Businesses in the supply chain sector must ensure their teams are well-trained, experienced, and well-versed in the impact of inflation on the supply chain. Thus, they can mitigate the risks, streamline operations, generate value, and stay competitive. Here are a few strategies to address inflation problems in supply chain operations.
Because sellers have fixed-priced agreements with consumers, they must negotiate with customers to adjust these contracts. The purpose is to keep the prices lower or stable and streamline supply chain operations.

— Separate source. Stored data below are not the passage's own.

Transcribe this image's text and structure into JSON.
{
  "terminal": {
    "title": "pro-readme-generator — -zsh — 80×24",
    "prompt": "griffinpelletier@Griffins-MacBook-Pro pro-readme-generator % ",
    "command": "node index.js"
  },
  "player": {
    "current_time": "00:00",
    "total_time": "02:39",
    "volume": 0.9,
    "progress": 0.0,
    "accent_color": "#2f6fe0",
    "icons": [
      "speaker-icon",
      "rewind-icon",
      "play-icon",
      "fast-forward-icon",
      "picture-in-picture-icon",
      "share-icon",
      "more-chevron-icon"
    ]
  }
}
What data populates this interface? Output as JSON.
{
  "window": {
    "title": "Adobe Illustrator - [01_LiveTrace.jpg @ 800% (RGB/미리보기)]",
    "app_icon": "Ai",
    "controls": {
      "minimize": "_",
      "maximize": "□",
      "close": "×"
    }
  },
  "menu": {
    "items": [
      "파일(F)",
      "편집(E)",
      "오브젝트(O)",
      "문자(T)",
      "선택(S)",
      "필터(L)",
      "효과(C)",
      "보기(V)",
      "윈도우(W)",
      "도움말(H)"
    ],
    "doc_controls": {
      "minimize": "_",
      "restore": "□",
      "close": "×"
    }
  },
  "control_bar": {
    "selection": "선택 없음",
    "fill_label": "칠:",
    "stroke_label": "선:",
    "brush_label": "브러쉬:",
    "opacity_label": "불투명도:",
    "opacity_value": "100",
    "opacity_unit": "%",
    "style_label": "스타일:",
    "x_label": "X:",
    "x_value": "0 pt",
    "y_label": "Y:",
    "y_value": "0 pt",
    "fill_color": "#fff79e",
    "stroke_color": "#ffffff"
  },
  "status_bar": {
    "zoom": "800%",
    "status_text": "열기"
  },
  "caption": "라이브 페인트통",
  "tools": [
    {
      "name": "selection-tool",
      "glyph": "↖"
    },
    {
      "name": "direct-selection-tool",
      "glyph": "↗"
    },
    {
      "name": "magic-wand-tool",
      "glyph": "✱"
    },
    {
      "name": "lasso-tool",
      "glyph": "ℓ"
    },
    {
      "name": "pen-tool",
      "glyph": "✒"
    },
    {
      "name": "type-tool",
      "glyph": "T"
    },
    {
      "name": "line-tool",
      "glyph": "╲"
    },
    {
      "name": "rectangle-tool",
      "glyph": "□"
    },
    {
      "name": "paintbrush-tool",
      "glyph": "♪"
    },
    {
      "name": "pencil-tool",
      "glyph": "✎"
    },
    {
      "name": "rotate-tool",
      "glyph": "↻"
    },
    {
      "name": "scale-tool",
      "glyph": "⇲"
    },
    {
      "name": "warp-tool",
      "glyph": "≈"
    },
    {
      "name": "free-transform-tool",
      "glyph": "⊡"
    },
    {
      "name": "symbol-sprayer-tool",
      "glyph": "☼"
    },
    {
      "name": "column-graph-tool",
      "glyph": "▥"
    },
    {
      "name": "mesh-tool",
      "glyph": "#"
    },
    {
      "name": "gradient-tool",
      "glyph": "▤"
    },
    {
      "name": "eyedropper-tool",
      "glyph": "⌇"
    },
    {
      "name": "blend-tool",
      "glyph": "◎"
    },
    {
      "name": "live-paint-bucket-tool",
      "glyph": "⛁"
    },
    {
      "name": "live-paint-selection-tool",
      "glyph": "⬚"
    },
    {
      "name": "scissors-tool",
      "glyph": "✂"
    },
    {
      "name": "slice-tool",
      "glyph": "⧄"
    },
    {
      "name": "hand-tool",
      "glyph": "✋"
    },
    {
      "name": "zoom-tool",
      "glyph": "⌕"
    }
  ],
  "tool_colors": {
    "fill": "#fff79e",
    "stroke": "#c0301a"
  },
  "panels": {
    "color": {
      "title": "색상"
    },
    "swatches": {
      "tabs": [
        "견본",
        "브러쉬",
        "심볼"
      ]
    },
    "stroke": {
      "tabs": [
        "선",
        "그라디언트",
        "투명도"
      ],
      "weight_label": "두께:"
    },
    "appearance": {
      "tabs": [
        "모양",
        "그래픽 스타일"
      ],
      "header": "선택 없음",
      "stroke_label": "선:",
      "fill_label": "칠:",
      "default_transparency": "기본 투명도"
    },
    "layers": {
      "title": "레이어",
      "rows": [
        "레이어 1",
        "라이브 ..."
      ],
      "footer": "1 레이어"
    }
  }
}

For example, when you enter such a discussion, you must consider valuable methods or ways to incentive your clients. Thus, you can implement a meaningful price adjustment and eliminate fixed prices. Make sure your clients agree to these changes.
For instance, consumers who receive price adjustment requests must confirm that these are associated with inflation and not an attempt by suppliers to boost the bottom line. We recommend seeking detailed measures that support the price adjustments.
Remember, this requires companies in the supply chain to demonstrate how much their costs have elevated above expectations. Similarly, consumers must consider what products/goods/services they would request in return for accepting a price-adjustment request.
For example, this includes adjusting the goods/products quantity or making changes to the delivery time. Moreover, clients facing requests regarding price increases must consider whether those requests are for consumers to obtain price-downs in the future.
In addition to considering contractual strategies to overcome inflation, businesses in the supply chain should also implement actionable methods to reduce costs more effectively and reliably. However, this requires making intelligent decisions based on historical and real-time data.
For example, you must streamline supply chain operations by making smart decisions. To pursue or implement this strategy, you must determine what areas drive increased spending.
At the same time, you must consider methods to manage these areas efficiently and reliably. For instance, you can assess whether you can use different inputs to lower costs and processes that you can streamline.
Modern technologies can help companies collect and analyze massive volumes of data and generate valuable insights. These insights influence their decisions, allowing them to streamline supply chain operations while combating inflation.
Besides, labor constitutes a higher cost percentage, preventing companies from maintaining financial stability. So, companies can double down on technological innovations to reduce headcount.
On the other hand, your company can follow other pricing models as costs rise. For example, you can opt for a pay-per-use model instead of purchasing heavy equipment and machines for manufacturing.
Diversifying your supply chain operations is another best way to address inflation. Companies can diversify their supply chain to ensure they provide the reliability, flexibility, and sustainability required to weather turbulent periods.
Although adding more stakeholders or links to the supply chain will not significantly lower costs in the short term, it ensures a company continues to perform better and function smoothly, even if problems like material shortages, price increases, and other disruptions occur.
Inflation is one of the most significant problems for companies in the supply chain industry because it causes a massive ripple effect on prices. As a result, this increases supply chain costs, causing more inflation.
Inflation affects production costs, including raw materials, energy, transportation, and wages. The good news is that companies can overcome these problems by following the strategies in this post. Until Next Time!
Allen is a trusted and respected Senior Financial Executive with over 30 years of experience in Finance across different industries. He has a recognized reputation for integrity and performance with bankers, investment groups, shareholders, boards, customers, and employees. Allen joined GPS in 2019 and is currently responsible for overseeing all financial aspects of the business.